Scagliola è uno scalatore molto promettente con notevoli doti di recupero (rare da trovare in un giovane), spesso si allena con Fabio Felline (il professionista torinese che torna a correre con la formazione italo-ungherese MBHBank Ballan CSB Colpack, ndr), s'ispira a Mathieu Van Der Poel e concilia l'attività in mtb a quella su strada con ottimi profitti.
"Sono in perfetta sintonia con Van Der Poel, il mio idolo, un atleta che eccelle in più discipline sportive, non limitandosi a una singola specialità. Con Felline ci alleniamo molto insieme, Fabio è un vero amico e da lui sto imparando molto. Mi ha presentato a Giovanni Lombardi che adesso è il mio procuratore e di cui ho piena fiducia per come gestirà il mio futuro".

Il giovane piemontese, che il prossimo anno debutterà tra gli under 23, mira a far parte di un grande club che gli permetterebbe di crescere e di sviluppare le proprie qualità.

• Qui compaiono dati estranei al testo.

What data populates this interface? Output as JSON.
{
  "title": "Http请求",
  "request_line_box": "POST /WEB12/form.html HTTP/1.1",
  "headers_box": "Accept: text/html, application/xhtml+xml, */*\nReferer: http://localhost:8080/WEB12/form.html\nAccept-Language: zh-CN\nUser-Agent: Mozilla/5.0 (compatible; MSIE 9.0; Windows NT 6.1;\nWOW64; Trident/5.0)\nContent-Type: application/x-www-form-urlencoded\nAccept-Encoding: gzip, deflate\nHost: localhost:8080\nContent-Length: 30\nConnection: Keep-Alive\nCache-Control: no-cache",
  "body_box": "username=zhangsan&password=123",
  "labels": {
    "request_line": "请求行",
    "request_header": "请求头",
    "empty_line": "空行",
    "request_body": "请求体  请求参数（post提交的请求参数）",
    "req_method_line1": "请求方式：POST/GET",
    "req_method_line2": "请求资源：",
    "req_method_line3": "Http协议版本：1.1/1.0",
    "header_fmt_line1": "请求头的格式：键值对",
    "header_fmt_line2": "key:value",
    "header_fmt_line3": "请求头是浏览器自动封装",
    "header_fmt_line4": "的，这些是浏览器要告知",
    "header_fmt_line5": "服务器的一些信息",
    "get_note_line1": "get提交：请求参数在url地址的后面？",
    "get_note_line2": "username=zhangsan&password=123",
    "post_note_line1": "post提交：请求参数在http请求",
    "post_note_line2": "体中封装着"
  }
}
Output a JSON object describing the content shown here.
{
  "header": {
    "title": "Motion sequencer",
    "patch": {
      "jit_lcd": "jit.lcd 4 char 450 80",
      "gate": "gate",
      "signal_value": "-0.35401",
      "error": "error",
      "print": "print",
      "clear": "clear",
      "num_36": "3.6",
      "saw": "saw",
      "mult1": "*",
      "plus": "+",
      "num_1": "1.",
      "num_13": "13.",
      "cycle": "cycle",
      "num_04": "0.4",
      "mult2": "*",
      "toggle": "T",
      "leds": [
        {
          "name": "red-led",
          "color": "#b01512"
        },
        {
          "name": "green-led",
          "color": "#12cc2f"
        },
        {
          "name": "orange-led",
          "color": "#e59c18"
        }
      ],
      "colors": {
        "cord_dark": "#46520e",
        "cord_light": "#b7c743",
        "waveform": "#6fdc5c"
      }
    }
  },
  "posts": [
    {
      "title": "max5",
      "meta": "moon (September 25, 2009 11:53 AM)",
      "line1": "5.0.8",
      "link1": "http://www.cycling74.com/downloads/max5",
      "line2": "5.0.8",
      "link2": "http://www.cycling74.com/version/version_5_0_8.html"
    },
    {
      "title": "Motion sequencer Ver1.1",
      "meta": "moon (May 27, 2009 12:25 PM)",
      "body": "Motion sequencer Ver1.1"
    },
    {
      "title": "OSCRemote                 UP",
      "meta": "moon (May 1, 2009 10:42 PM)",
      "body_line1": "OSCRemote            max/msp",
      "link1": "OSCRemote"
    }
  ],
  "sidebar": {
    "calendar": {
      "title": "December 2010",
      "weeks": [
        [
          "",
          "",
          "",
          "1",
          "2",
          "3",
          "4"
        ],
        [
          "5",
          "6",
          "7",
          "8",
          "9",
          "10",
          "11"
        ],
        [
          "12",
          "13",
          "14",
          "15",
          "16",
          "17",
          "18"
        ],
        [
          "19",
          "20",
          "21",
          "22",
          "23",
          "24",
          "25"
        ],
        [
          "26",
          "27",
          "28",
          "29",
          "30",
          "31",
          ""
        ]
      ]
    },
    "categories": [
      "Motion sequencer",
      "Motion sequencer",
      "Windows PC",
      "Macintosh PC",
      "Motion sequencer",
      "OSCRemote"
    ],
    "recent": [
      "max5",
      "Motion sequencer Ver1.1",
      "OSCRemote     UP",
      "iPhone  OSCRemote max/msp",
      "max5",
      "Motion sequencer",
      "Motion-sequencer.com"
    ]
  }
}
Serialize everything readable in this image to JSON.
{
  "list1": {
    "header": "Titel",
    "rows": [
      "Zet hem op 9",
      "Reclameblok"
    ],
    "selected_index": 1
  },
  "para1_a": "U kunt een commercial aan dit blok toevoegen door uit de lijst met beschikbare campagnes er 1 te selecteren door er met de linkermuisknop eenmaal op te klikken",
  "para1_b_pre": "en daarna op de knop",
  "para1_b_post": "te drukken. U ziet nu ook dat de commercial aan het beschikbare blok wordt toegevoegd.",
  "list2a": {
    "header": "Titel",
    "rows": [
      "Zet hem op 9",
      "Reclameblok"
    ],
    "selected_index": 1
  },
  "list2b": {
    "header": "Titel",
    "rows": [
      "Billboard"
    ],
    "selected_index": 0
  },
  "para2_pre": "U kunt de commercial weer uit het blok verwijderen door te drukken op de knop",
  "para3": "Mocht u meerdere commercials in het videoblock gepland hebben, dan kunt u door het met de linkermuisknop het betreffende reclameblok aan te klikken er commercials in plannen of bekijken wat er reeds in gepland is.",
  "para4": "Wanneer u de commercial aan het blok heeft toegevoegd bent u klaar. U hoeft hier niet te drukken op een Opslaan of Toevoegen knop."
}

Gabriele studia al Liceo Sportivo Scientifico presso l'Istituto Istruzione Superiore Statale Luigi De Ambros di Oulx (Ulzio) nel Torinese.
"Al mio futuro ci sta pensando il mio manager Lombardi, io nel frattempo cerco di conciliare al meglio lo sport agli studi. Per andare a scuola mi sveglio alle 5.30, prendo il treno alle 6.20 e alle 7.30 circa arrivo. Da casa mia sono 60 chilometri che quotidiamente percorro. Ci sono abituato, ma una volta conseguito il diploma di maturità (il prossimo anno) si aprono diverse strade. Sicuramente non frequenterò l'università, la bici per me è importante e vorrei giocarmi tutte le mie chance nel ciclismo".

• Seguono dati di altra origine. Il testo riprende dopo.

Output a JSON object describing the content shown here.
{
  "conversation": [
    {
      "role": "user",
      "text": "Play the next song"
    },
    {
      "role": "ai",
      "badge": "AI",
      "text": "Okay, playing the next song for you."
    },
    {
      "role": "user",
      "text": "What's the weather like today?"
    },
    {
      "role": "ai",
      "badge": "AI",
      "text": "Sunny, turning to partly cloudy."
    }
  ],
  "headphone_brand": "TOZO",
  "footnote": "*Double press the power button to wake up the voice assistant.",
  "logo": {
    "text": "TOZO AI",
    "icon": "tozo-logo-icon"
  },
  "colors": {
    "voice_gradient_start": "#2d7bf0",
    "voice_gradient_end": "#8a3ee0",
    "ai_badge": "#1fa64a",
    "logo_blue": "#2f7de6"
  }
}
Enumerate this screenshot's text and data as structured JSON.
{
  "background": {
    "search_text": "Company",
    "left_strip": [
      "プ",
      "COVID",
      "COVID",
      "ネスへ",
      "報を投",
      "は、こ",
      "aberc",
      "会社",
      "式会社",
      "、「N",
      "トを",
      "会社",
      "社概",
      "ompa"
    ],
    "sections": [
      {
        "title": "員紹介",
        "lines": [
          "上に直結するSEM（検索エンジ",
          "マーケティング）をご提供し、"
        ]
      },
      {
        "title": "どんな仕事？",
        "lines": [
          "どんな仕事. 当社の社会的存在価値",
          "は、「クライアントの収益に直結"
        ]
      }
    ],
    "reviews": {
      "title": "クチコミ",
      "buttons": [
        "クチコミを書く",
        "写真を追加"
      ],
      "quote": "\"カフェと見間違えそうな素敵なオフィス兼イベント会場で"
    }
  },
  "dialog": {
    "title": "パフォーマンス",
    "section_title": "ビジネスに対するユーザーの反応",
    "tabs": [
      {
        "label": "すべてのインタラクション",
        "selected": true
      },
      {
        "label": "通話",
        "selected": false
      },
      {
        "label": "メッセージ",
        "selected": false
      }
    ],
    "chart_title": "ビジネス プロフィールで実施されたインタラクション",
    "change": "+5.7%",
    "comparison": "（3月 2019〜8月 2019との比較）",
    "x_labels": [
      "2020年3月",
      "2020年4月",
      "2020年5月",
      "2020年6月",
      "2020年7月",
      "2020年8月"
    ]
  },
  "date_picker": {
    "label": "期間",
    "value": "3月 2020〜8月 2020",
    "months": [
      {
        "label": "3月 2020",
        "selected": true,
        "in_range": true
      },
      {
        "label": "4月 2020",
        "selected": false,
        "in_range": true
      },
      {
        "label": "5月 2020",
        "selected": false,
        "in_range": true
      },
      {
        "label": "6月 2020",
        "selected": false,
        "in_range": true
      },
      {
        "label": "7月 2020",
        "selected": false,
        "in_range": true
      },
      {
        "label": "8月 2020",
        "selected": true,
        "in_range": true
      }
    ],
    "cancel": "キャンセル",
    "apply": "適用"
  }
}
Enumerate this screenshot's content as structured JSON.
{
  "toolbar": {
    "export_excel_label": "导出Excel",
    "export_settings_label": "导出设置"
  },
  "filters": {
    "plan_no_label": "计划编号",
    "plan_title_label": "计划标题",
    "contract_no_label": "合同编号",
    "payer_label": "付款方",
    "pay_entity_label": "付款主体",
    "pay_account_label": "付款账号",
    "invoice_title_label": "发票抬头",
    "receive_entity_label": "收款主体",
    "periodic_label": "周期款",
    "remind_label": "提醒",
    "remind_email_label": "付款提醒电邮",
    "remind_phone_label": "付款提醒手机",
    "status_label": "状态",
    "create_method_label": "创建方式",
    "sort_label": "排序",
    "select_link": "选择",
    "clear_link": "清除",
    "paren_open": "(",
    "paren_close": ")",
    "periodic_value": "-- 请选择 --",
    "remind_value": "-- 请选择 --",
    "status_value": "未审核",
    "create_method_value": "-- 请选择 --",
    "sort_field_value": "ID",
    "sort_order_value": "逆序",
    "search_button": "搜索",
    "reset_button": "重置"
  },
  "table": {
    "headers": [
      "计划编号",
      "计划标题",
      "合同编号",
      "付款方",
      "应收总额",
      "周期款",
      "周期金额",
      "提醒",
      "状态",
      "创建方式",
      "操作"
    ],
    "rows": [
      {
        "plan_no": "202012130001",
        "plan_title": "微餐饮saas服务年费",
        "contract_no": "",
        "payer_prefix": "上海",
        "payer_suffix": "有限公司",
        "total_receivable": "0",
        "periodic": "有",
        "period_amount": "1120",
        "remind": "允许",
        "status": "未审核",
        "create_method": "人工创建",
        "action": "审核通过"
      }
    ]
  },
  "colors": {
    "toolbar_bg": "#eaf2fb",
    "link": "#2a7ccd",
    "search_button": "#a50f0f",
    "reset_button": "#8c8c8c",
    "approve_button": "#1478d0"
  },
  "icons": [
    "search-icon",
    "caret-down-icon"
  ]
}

Nessuno in famiglia è stato legato al ciclismo: Davide, il padre di Gabriele, è titolare di una agenzia di pubblicità, marketing e telecomunicazioni di Milano, mentre la madre Angela Marini è invece titolare di una agenzia turistica di Torino.
La multidisciplina e la versatilità sono nel dna di Scagliola da quando è salito in bicicletta a 10 anni. Il ciclistica di Caselette piccola città di 3000 anime in provincia di Torino, formatosi alla Ciclistica Rostese quest'anno diretta dalla coppia Martino Pettigiani e Davide Vicenzutto, si è distinto lo scorso anno con la vittoria internazionale di Mountain Bike a Kocevje in Slovenia e su strada, in questa stagione, si è aggiudicato a Paesana il titolo di Campione Piemontese degli juniores, oltre ad altri risultati di spessore europeo come la settima posizione all'Eroica-Coppa Meneghelli, il sesto nella classifica generale del Gran Premio FWR Baron, la seconda piazza al Giro della Castellania e al traguardo di Caluso, il terzo rango a Cantù. Insieme a questi risultati spiccano i podi nel Cross Country di Verona e di Nervesa della Battaglia e le quarte posizioni alla Legend Cup di Capoliveri, alla Sunshine Race di Nalles e alla Gaerne Trophy di Maser.


Forte di una mentalità solidissima, ora che Scagliola ha iniziato a concentrarsi sempre di più sulla strada (dopodomani correrà il Campionato Italiano in Friuli) e ha dimostrato il suo valore nelle prove contro il tempo (vedi il recente GP Baron) l'umiltà e l'entusiasmo di Gabriele nella sua ricerca del successo sono contagiosi e promettenti. A renderlo felice fuori dalla bici sono le passeggiate in montagna, le arrampicate, il nuoto, la corsa a piedi e la palestra nei mesi invernali.